Big Data Visualization
The presentation of data of nearly any sort in a graphical style that is easy to grasp and analyze is referred to as big data visualization. However, it extends well beyond traditional business graphs, histograms, and pie charts to more complicated representations such as heat maps and fever charts, allowing decision-makers to study data sets for correlations or unexpected patterns. In this blog, we talk about Big Data visualization.
Scale is a distinguishing property of Big Data visualization. Today’s businesses collect and retain massive volumes of data that would take human years to read, let alone comprehend. However, researchers discovered that the human retina can transport data to the brain at a rate of approximately 10 megabits per second. Big Data visualization is based on powerful computer systems that absorb raw corporate data and analyze it to provide graphical representations that allow humans to consume and comprehend massive volumes of data in seconds.
The Importance of Big Data Visualization
The amount of data generated by organizations worldwide grows year after year, and because of advancements like the Internet of Things, this increase shows no signs of slowing.
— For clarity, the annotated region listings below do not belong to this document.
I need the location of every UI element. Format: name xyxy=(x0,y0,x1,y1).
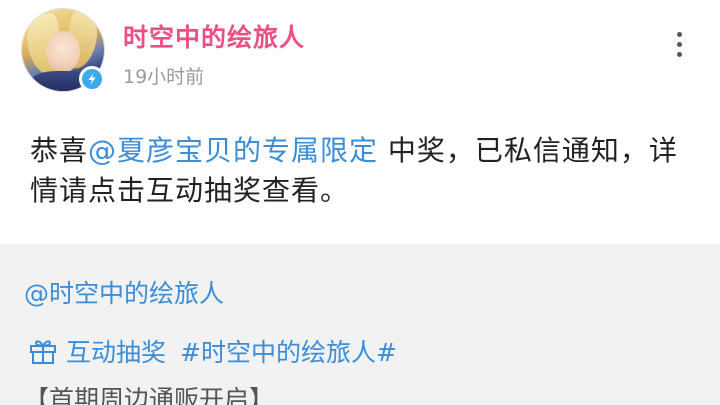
author-avatar[interactable] xyxy=(22,9,105,92)
post-header: 时空中的绘旅人 19小时前 xyxy=(0,0,720,110)
post-content: 恭喜@夏彦宝贝的专属限定 中奖，已私信通知，详情请点击互动抽奖查看。 xyxy=(30,131,690,211)
lottery-link-row[interactable]: 互动抽奖 #时空中的绘旅人# xyxy=(28,333,397,369)
repost-card[interactable]: @时空中的绘旅人 互动抽奖 #时空中的绘旅人# 【首期周边通贩开启】 xyxy=(0,244,720,405)
more-vertical-icon xyxy=(676,31,682,37)
gift-icon xyxy=(28,337,58,365)
topic-tag-link[interactable]: #时空中的绘旅人# xyxy=(180,333,397,369)
lottery-label[interactable]: 互动抽奖 xyxy=(66,333,166,369)
author-name[interactable]: 时空中的绘旅人 xyxy=(123,18,305,54)
post-text-prefix: 恭喜 xyxy=(30,134,89,167)
post-timestamp: 19小时前 xyxy=(123,66,205,88)
repost-text: 【首期周边通贩开启】 xyxy=(24,385,275,405)
repost-author-link[interactable]: @时空中的绘旅人 xyxy=(24,274,224,310)
more-options-button[interactable] xyxy=(664,22,694,66)
verified-check-icon xyxy=(79,66,105,92)
user-mention-link[interactable]: @夏彦宝贝的专属限定 xyxy=(88,134,378,167)
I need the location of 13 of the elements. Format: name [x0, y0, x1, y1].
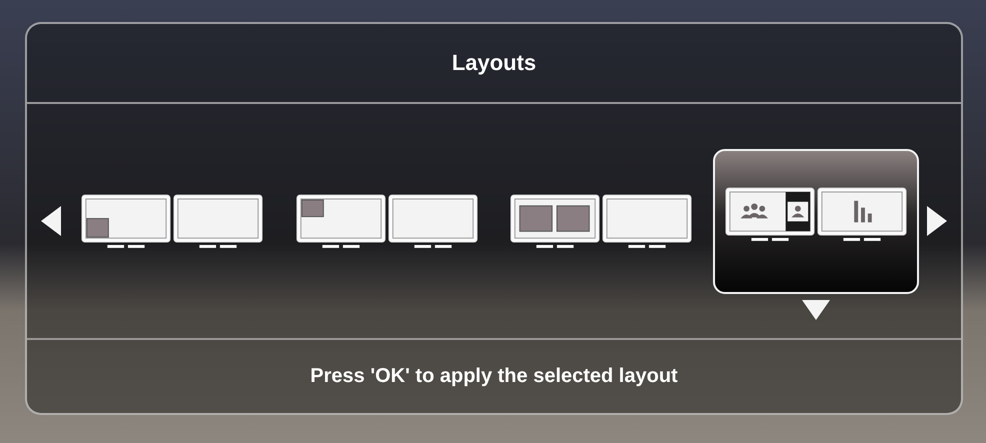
down-arrow-icon [802, 300, 830, 320]
monitor-icon [510, 194, 600, 248]
monitor-icon [81, 194, 171, 248]
monitor-icon [388, 194, 478, 248]
left-arrow-icon[interactable] [41, 206, 61, 236]
monitor-icon [296, 194, 386, 248]
monitor-icon [602, 194, 692, 248]
hint-text: Press 'OK' to apply the selected layout [310, 365, 678, 388]
monitor-icon [173, 194, 263, 248]
monitor-icon [816, 186, 907, 242]
right-arrow-icon[interactable] [927, 206, 947, 236]
monitor-icon [724, 186, 815, 242]
dialog-title: Layouts [452, 50, 536, 76]
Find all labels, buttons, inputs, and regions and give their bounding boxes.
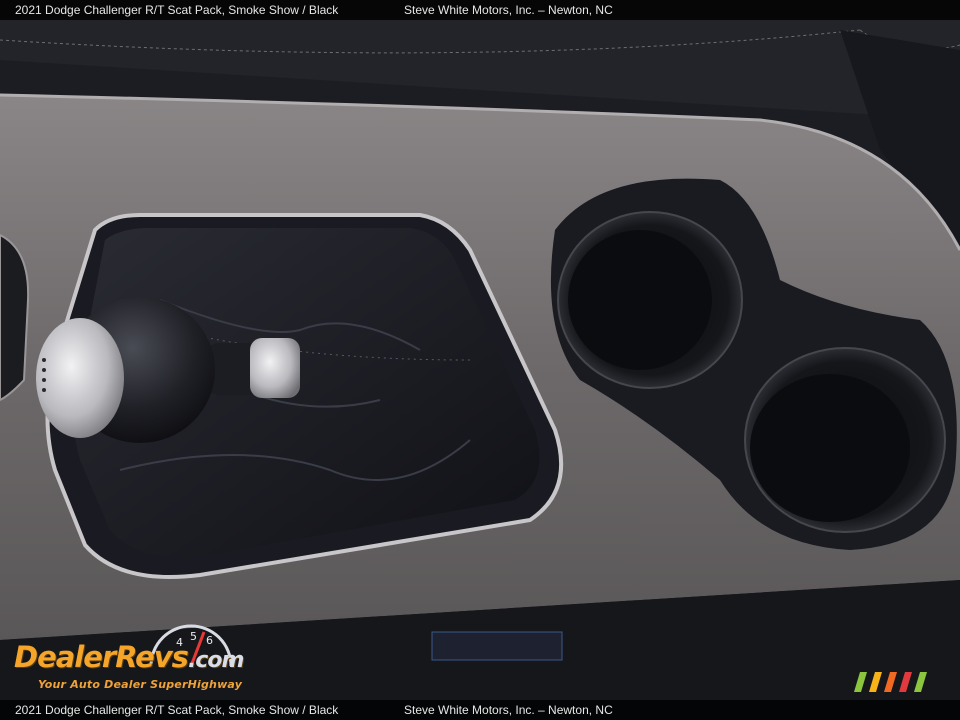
watermark-brand: DealerRevs.com [14,640,244,674]
vehicle-caption: 2021 Dodge Challenger R/T Scat Pack, Smo… [15,3,339,17]
stripes-logo-icon [854,672,927,692]
caption-bar-top: 2021 Dodge Challenger R/T Scat Pack, Smo… [0,0,960,20]
vehicle-caption: 2021 Dodge Challenger R/T Scat Pack, Smo… [15,703,339,717]
stripe-bar [869,672,882,692]
stripe-bar [914,672,927,692]
dealer-caption: Steve White Motors, Inc. – Newton, NC [404,703,613,717]
console-photo [0,0,960,720]
dealer-caption: Steve White Motors, Inc. – Newton, NC [404,3,613,17]
dealerrevs-logo: 4 5 6 DealerRevs.com Your Auto Dealer Su… [12,624,272,698]
caption-bar-bottom: 2021 Dodge Challenger R/T Scat Pack, Smo… [0,700,960,720]
stripe-bar [884,672,897,692]
stripe-bar [899,672,912,692]
watermark-tagline: Your Auto Dealer SuperHighway [38,678,243,691]
stripe-bar [854,672,867,692]
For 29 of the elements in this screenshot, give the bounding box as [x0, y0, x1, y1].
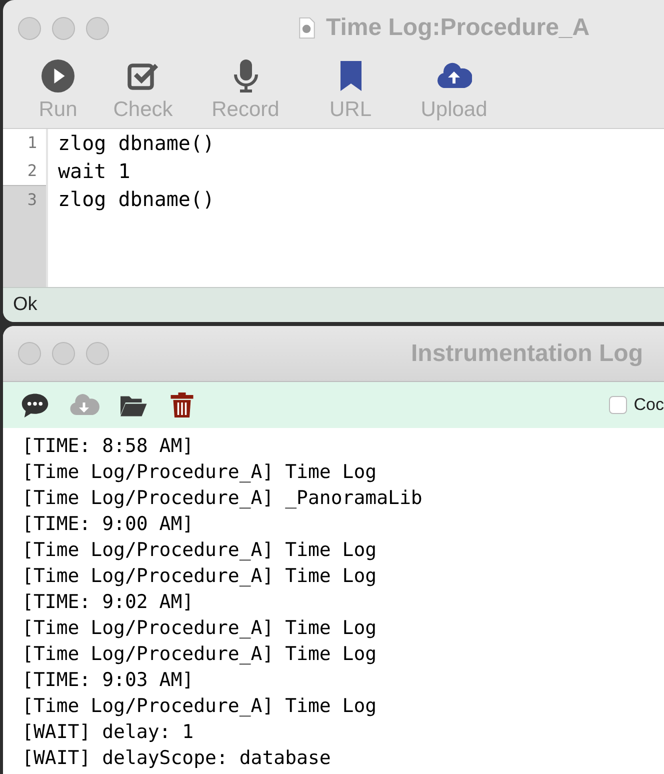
log-line: [Time Log/Procedure_A] Time Log — [22, 642, 378, 667]
log-line: [Time Log/Procedure_A] Time Log — [22, 616, 378, 641]
log-line: [Time Log/Procedure_A] Time Log — [22, 564, 378, 589]
document-icon — [296, 15, 318, 41]
window-title: Time Log:Procedure_A — [326, 14, 590, 42]
toolbar-button-label[interactable]: Check — [113, 98, 173, 122]
log-line: [Time Log/Procedure_A] Time Log — [22, 538, 378, 563]
window-title: Instrumentation Log — [411, 340, 643, 368]
code-line: zlog dbname() — [58, 130, 215, 157]
play-icon[interactable] — [40, 58, 76, 94]
code-line: wait 1 — [58, 158, 132, 185]
toolbar-button-label[interactable]: URL — [329, 98, 372, 122]
log-line: [Time Log/Procedure_A] Time Log — [22, 694, 378, 719]
toolbar-button-label[interactable]: Run — [38, 98, 78, 122]
log-line: [WAIT] delayScope: database — [22, 746, 332, 771]
checkbox[interactable] — [608, 396, 627, 414]
status-text: Ok — [13, 294, 38, 316]
log-line: [Time Log/Procedure_A] Time Log — [22, 460, 378, 485]
log-line: [TIME: 8:58 AM] — [22, 434, 195, 459]
log-line: [TIME: 9:00 AM] — [22, 512, 195, 537]
toolbar-button-label[interactable]: Record — [212, 98, 280, 122]
code-line: zlog dbname() — [58, 186, 215, 213]
line-number: 3 — [3, 185, 46, 213]
log-line: [Time Log/Procedure_A] _PanoramaLib — [22, 486, 424, 511]
log-line: [TIME: 9:03 AM] — [22, 668, 195, 693]
log-line: [WAIT] delay: 1 — [22, 720, 195, 745]
toolbar-button-label[interactable]: Upload — [420, 98, 488, 122]
log-line: [TIME: 9:02 AM] — [22, 590, 195, 615]
checkbox-label[interactable]: Coc — [634, 395, 664, 415]
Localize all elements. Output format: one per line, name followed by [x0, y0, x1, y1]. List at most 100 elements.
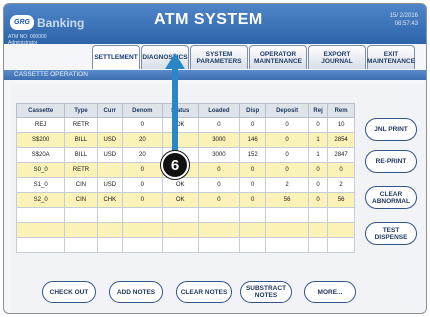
tab-settlement[interactable]: SETTLEMENT — [92, 45, 140, 69]
clear-notes-button[interactable]: CLEAR NOTES — [176, 281, 232, 303]
tab-exit-maintenance[interactable]: EXIT MAINTENANCE — [367, 45, 415, 69]
col-loaded: Loaded — [197, 103, 241, 118]
table-cell: S0_0 — [15, 162, 66, 178]
table-cell: BILL — [64, 147, 98, 163]
table-cell — [122, 222, 163, 238]
callout-number-badge: 6 — [161, 151, 189, 179]
table-cell — [15, 207, 66, 223]
table-cell: 0 — [197, 162, 241, 178]
table-cell: OK — [161, 177, 199, 193]
table-header-row: Cassette Type Curr Denom Status Loaded D… — [15, 103, 355, 118]
table-row[interactable]: S1_0 CIN USD 0 OK 0 0 2 0 2 — [15, 177, 355, 193]
tab-system-parameters[interactable]: SYSTEM PARAMETERS — [190, 45, 248, 69]
table-cell: 0 — [239, 117, 267, 133]
table-cell: 56 — [265, 192, 309, 208]
table-cell: USD — [96, 177, 124, 193]
table-cell: RETR — [64, 117, 98, 133]
cassette-table: Cassette Type Curr Denom Status Loaded D… — [15, 103, 355, 253]
table-cell — [161, 222, 199, 238]
table-cell: 2854 — [327, 132, 355, 148]
table-cell: USD — [96, 147, 124, 163]
table-row[interactable]: S$200 BILL USD 20 3000 146 0 1 2854 — [15, 132, 355, 148]
table-cell: 0 — [122, 192, 163, 208]
table-cell: S1_0 — [15, 177, 66, 193]
table-cell: 2 — [327, 177, 355, 193]
table-cell: S2_0 — [15, 192, 66, 208]
table-cell — [15, 222, 66, 238]
logo: GRG Banking — [10, 14, 84, 31]
table-row[interactable] — [15, 207, 355, 223]
table-cell — [15, 237, 66, 253]
logo-text: Banking — [37, 15, 85, 30]
table-cell: 0 — [197, 192, 241, 208]
table-cell — [307, 237, 329, 253]
table-cell — [307, 222, 329, 238]
add-notes-button[interactable]: ADD NOTES — [109, 281, 163, 303]
tab-export-journal[interactable]: EXPORT JOURNAL — [308, 45, 366, 69]
table-cell: 0 — [122, 177, 163, 193]
table-cell: 0 — [327, 162, 355, 178]
table-cell — [64, 222, 98, 238]
table-cell — [197, 237, 241, 253]
table-cell: S$20A — [15, 147, 66, 163]
table-row[interactable] — [15, 237, 355, 253]
table-cell — [64, 207, 98, 223]
table-cell: RETR — [64, 162, 98, 178]
table-cell: S$200 — [15, 132, 66, 148]
table-cell: 20 — [122, 147, 163, 163]
table-cell — [265, 222, 309, 238]
table-cell: 1 — [307, 132, 329, 148]
check-out-button[interactable]: CHECK OUT — [42, 281, 96, 303]
test-dispense-button[interactable]: TEST DISPENSE — [365, 222, 417, 245]
table-cell: 1 — [307, 147, 329, 163]
jnl-print-button[interactable]: JNL PRINT — [365, 118, 417, 141]
tab-bar: SETTLEMENT DIAGNOSTICS SYSTEM PARAMETERS… — [92, 45, 416, 69]
time-text: 08:57:43 — [394, 21, 418, 27]
table-cell: 0 — [265, 162, 309, 178]
table-cell: 3000 — [197, 132, 241, 148]
table-cell: 2847 — [327, 147, 355, 163]
col-curr: Curr — [96, 103, 124, 118]
table-row[interactable] — [15, 222, 355, 238]
header-bar: GRG Banking ATM SYSTEM 15/ 2/2016 08:57:… — [4, 4, 426, 46]
col-rej: Rej — [307, 103, 329, 118]
table-cell: 146 — [239, 132, 267, 148]
table-cell: 0 — [307, 177, 329, 193]
table-cell: 0 — [122, 117, 163, 133]
col-status: Status — [161, 103, 199, 118]
table-row[interactable]: S2_0 CIN CHK 0 OK 0 0 56 0 56 — [15, 192, 355, 208]
table-cell: 0 — [307, 117, 329, 133]
table-cell — [96, 117, 124, 133]
table-cell — [239, 237, 267, 253]
table-cell: 56 — [327, 192, 355, 208]
table-body: REJ RETR 0 OK 0 0 0 0 10 S$200 BILL USD 20 3000 146 0 1 2… — [15, 117, 355, 253]
section-bar: CASSETTE OPERATION — [4, 70, 426, 80]
more-button[interactable]: MORE... — [304, 281, 356, 303]
subtract-notes-button[interactable]: SUBSTRACT NOTES — [240, 281, 292, 303]
table-cell — [161, 237, 199, 253]
table-cell — [265, 237, 309, 253]
table-row[interactable]: REJ RETR 0 OK 0 0 0 0 10 — [15, 117, 355, 133]
table-cell — [96, 222, 124, 238]
table-cell — [96, 237, 124, 253]
atm-info: ATM NO: 000000 Administrator — [8, 34, 47, 46]
tab-operator-maintenance[interactable]: OPERATOR MAINTENANCE — [249, 45, 307, 69]
table-cell: 0 — [265, 147, 309, 163]
table-cell — [327, 207, 355, 223]
datetime: 15/ 2/2016 08:57:43 — [390, 12, 418, 28]
col-denom: Denom — [122, 103, 163, 118]
table-cell: 0 — [239, 192, 267, 208]
table-cell — [239, 222, 267, 238]
table-cell: 0 — [265, 117, 309, 133]
table-cell: 0 — [239, 162, 267, 178]
table-cell — [161, 207, 199, 223]
table-cell: 3000 — [197, 147, 241, 163]
clear-abnormal-button[interactable]: CLEAR ABNORMAL — [365, 186, 417, 209]
logo-badge: GRG — [10, 15, 34, 30]
table-cell: BILL — [64, 132, 98, 148]
table-cell: 2 — [265, 177, 309, 193]
col-rem: Rem — [327, 103, 355, 118]
table-cell — [239, 207, 267, 223]
col-deposit: Deposit — [265, 103, 309, 118]
re-print-button[interactable]: RE-PRINT — [365, 150, 417, 173]
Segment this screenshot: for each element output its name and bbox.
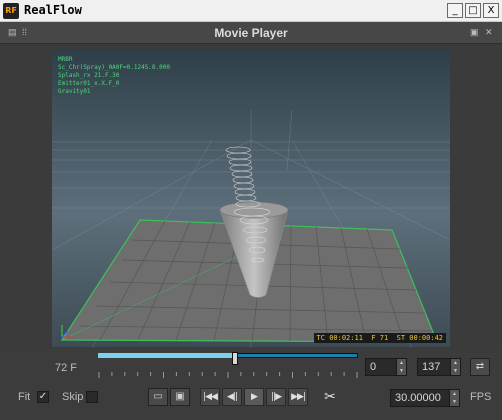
step-forward-button[interactable]: ||▶ xyxy=(266,388,286,406)
timecode-value: TC 00:02:11 xyxy=(316,334,363,342)
window-title: RealFlow xyxy=(24,3,82,17)
frame-value: F 71 xyxy=(371,334,389,342)
folder-icon: ▭ xyxy=(153,391,163,402)
play-icon: ▶ xyxy=(251,392,258,402)
timeline-progress xyxy=(98,353,235,358)
play-button[interactable]: ▶ xyxy=(244,388,264,406)
loop-button[interactable]: ⇄ xyxy=(470,358,490,376)
overlay-line: Gravity01 xyxy=(58,88,91,95)
timecode-readout: TC 00:02:11 F 71 ST 00:00:42 xyxy=(313,333,446,343)
movie-viewport[interactable]: MRBR Sc_Chr(Spray)_0A0F=0.1245.8.000 Spl… xyxy=(52,50,450,347)
panel-header: ▤ ⁞⁞ Movie Player ▣ ✕ xyxy=(0,22,502,44)
go-to-start-button[interactable]: |◀◀ xyxy=(200,388,220,406)
range-start-stepper-icon[interactable]: ▲ ▼ xyxy=(396,359,406,375)
range-start-value: 0 xyxy=(370,361,377,373)
fit-label: Fit xyxy=(18,391,31,403)
overlay-line: Splash_rx 21.F.30 xyxy=(58,72,120,79)
panel-title: Movie Player xyxy=(214,26,288,40)
playhead-handle[interactable] xyxy=(231,352,238,365)
skip-end-icon: ▶▶| xyxy=(291,392,306,402)
range-end-stepper-icon[interactable]: ▲ ▼ xyxy=(450,359,460,375)
cut-button[interactable]: ✂ xyxy=(320,388,340,406)
overlay-line: MRBR xyxy=(58,56,73,63)
fps-field[interactable]: 30.00000 ▲ ▼ xyxy=(390,389,460,407)
overlay-line: Sc_Chr(Spray)_0A0F=0.1245.8.000 xyxy=(58,64,170,71)
skip-label: Skip xyxy=(62,391,84,403)
open-button[interactable]: ▭ xyxy=(148,388,168,406)
fps-value: 30.00000 xyxy=(395,392,441,404)
panel-float-icon[interactable]: ▣ xyxy=(470,27,480,37)
step-forward-icon: ||▶ xyxy=(271,392,282,402)
current-frame-label: 72 F xyxy=(55,362,78,374)
save-button[interactable]: ▣ xyxy=(170,388,190,406)
skip-checkbox[interactable] xyxy=(86,391,98,403)
timeline-ticks xyxy=(98,372,358,378)
realflow-app-icon: RF xyxy=(3,3,19,19)
fps-stepper-icon[interactable]: ▲ ▼ xyxy=(449,390,459,406)
fps-label: FPS xyxy=(470,391,492,403)
checkmark-icon: ✓ xyxy=(38,391,48,402)
window-titlebar: RF RealFlow _ □ X xyxy=(0,0,502,22)
step-back-icon: ◀|| xyxy=(227,392,238,402)
range-start-field[interactable]: 0 ▲ ▼ xyxy=(365,358,407,376)
panel-close-icon[interactable]: ✕ xyxy=(485,27,495,37)
start-time-value: ST 00:00:42 xyxy=(396,334,443,342)
range-end-field[interactable]: 137 ▲ ▼ xyxy=(417,358,461,376)
range-end-value: 137 xyxy=(422,361,441,373)
loop-icon: ⇄ xyxy=(475,361,485,372)
timeline-slider[interactable] xyxy=(98,352,358,365)
go-to-end-button[interactable]: ▶▶| xyxy=(288,388,308,406)
step-back-button[interactable]: ◀|| xyxy=(222,388,242,406)
maximize-button[interactable]: □ xyxy=(465,3,481,18)
minimize-button[interactable]: _ xyxy=(447,3,463,18)
skip-start-icon: |◀◀ xyxy=(203,392,218,402)
fit-checkbox[interactable]: ✓ xyxy=(37,391,49,403)
close-button[interactable]: X xyxy=(483,3,499,18)
floppy-icon: ▣ xyxy=(175,391,185,402)
scissors-icon: ✂ xyxy=(324,388,336,404)
viewport-info-overlay: MRBR Sc_Chr(Spray)_0A0F=0.1245.8.000 Spl… xyxy=(58,56,170,96)
overlay-line: Emitter01_x.X.F_0 xyxy=(58,80,120,87)
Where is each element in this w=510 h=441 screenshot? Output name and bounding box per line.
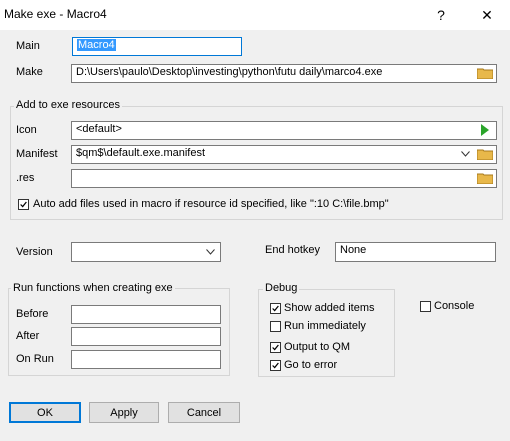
onrun-label: On Run [16, 353, 54, 365]
manifest-value: $qm$\default.exe.manifest [76, 147, 206, 159]
check-icon [20, 201, 27, 208]
hotkey-label: End hotkey [265, 244, 321, 256]
main-name-input[interactable]: Macro4 [72, 37, 242, 56]
run-immediately-label[interactable]: Run immediately [284, 320, 366, 332]
manifest-chevron-down-icon[interactable] [461, 151, 470, 157]
console-checkbox[interactable] [420, 301, 431, 312]
output-to-qm-checkbox[interactable] [270, 342, 281, 353]
apply-button[interactable]: Apply [89, 402, 159, 423]
version-label: Version [16, 246, 53, 258]
manifest-folder-icon[interactable] [477, 148, 493, 160]
auto-add-label[interactable]: Auto add files used in macro if resource… [33, 198, 389, 210]
make-folder-icon[interactable] [477, 67, 493, 79]
debug-legend: Debug [263, 282, 300, 294]
manifest-input[interactable]: $qm$\default.exe.manifest [71, 145, 497, 164]
make-label: Make [16, 66, 43, 78]
help-button[interactable]: ? [418, 0, 464, 30]
ok-button[interactable]: OK [9, 402, 81, 423]
cancel-button[interactable]: Cancel [168, 402, 240, 423]
go-to-error-label[interactable]: Go to error [284, 359, 337, 371]
before-label: Before [16, 308, 49, 320]
output-to-qm-label[interactable]: Output to QM [284, 341, 350, 353]
manifest-label: Manifest [16, 148, 58, 160]
onrun-input[interactable] [71, 350, 221, 369]
show-added-items-checkbox[interactable] [270, 303, 281, 314]
check-icon [272, 362, 279, 369]
after-input[interactable] [71, 327, 221, 346]
console-label[interactable]: Console [434, 300, 474, 312]
run-immediately-checkbox[interactable] [270, 321, 281, 332]
close-icon: ✕ [481, 6, 493, 23]
run-functions-legend: Run functions when creating exe [11, 282, 175, 294]
close-button[interactable]: ✕ [464, 0, 510, 30]
icon-value: <default> [76, 123, 122, 135]
before-input[interactable] [71, 305, 221, 324]
after-label: After [16, 330, 40, 342]
res-folder-icon[interactable] [477, 172, 493, 184]
version-chevron-down-icon[interactable] [206, 249, 215, 255]
hotkey-value: None [340, 244, 367, 256]
res-input[interactable] [71, 169, 497, 188]
res-label: .res [16, 172, 35, 184]
resources-legend: Add to exe resources [14, 99, 122, 111]
make-path-value: D:\Users\paulo\Desktop\investing\python\… [76, 66, 383, 78]
help-icon: ? [437, 7, 445, 23]
icon-input[interactable]: <default> [71, 121, 497, 140]
play-icon[interactable] [480, 124, 490, 136]
show-added-items-label[interactable]: Show added items [284, 302, 375, 314]
check-icon [272, 305, 279, 312]
hotkey-input[interactable]: None [335, 242, 496, 262]
check-icon [272, 344, 279, 351]
icon-label: Icon [16, 124, 37, 136]
main-label: Main [16, 40, 40, 52]
window-title: Make exe - Macro4 [4, 7, 107, 21]
main-name-value: Macro4 [77, 39, 116, 51]
make-path-input[interactable]: D:\Users\paulo\Desktop\investing\python\… [71, 64, 497, 83]
go-to-error-checkbox[interactable] [270, 360, 281, 371]
auto-add-checkbox[interactable] [18, 199, 29, 210]
version-select[interactable] [71, 242, 221, 262]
The issue for businesses is that this data is only useful if meaningful insights can be extracted and applied to it.
To do so, decision-makers must be able to access, analyze, comprehend, and act on data in near real-time, and Big Data visualization promises to enable them to do so. Big Data visualization is not the only means for decision-makers to study data, but it does provide a quick and effective way to:
Review big volumes of data – data provided in graphical form allows decision-makers to swiftly absorb vast amounts of data and grasp what it means – considerably faster than poring over spreadsheets or examining numerical tables.
Spot trends — Time-series data frequently captures trends, but spotting trends hidden in data is notoriously difficult – especially when the sources are diverse and the volume of data is huge. However, the application of proper Big Data visualization tools can make it simple to identify these trends, and in business terms, a trend that is identified early is an opportunity that can be capitalized on.
Identify correlations and unexpected relationships – One of Big Data visualization’s major merits is that it allows users to explore data sets – not to find answers to specific questions, but to uncover what unexpected insights the data can disclose. This can be accomplished by adding or removing data sets, adjusting scales, removing outliers, and switching visualization formats. Identifying previously unknown patterns and linkages in data can provide businesses a significant competitive advantage.
Present the information to others – One frequently ignored aspect of Big Data visualization is that it gives an extremely effective means of communicating any insights that it uncovers to others. This is because it can transmit meaning swiftly and in an easy-to-understand manner, which is exactly what is required in both internal and external corporate presentations.
The Process of Data Visualization
The human brain has evolved to absorb and comprehend visual information, and it is particularly adept in visual pattern recognition. This capacity allows humans to detect danger indications as well as recognize human faces and specific human faces such as family members.
Big data visualization approaches take advantage of this by displaying data in visual form, allowing it to be processed practically instantaneously by this hard-wired human ability — rather than, for example, by mathematical analysis, which must be learned and laboriously applied.
The trick with Big Data visualization is determining the most effective approach to visualize the data in order to bring to light whatever insights it may hold. Simple business tools like pie charts or histograms may show the entire story in some cases, but with vast, numerous, and diversified data sets, more esoteric visualization techniques may be more suited. Examples of Big Data visualization include:
Linear: Lists of objects that are sorted by a single characteristic.
Cartograms, dot distribution maps, proportional symbol maps, and contour maps are examples of 2D/planar/geospatial graphics.
3D/Volumetric: Computer simulations and 3D computer models.
Timelines, time series charts, connected scatter plots, arc diagrams, and circumplex charts are examples of temporal charts.
Pie charts, histograms, tag clouds, bar charts, treemaps, heat maps, and spider charts are all multidimensional.
Dendograms, radial tree charts, and hyperbolic tree charts are examples of tree/hierarchical charts.
Is Big Data Visualization a Good Fit for You?
This question very surely has a “yes” response, and here’s why. Big Data is all about collecting and storing massive volumes of data (rather than discarding it) because data storage is inexpensive and the value of the insights contained in the data may be significant.
There are numerous methods for analyzing data, but Big Data visualization is the most effective – and in some cases, the only one – for key insights to be uncovered and disclosed.
In fact, the amount of data that organization stores do not need to be particularly large in order to benefit from Big Data visualization techniques: the periodic table is a perfect Big Data visualization example that clearly reveals otherwise-obscured relationships between only a hundred or so elements.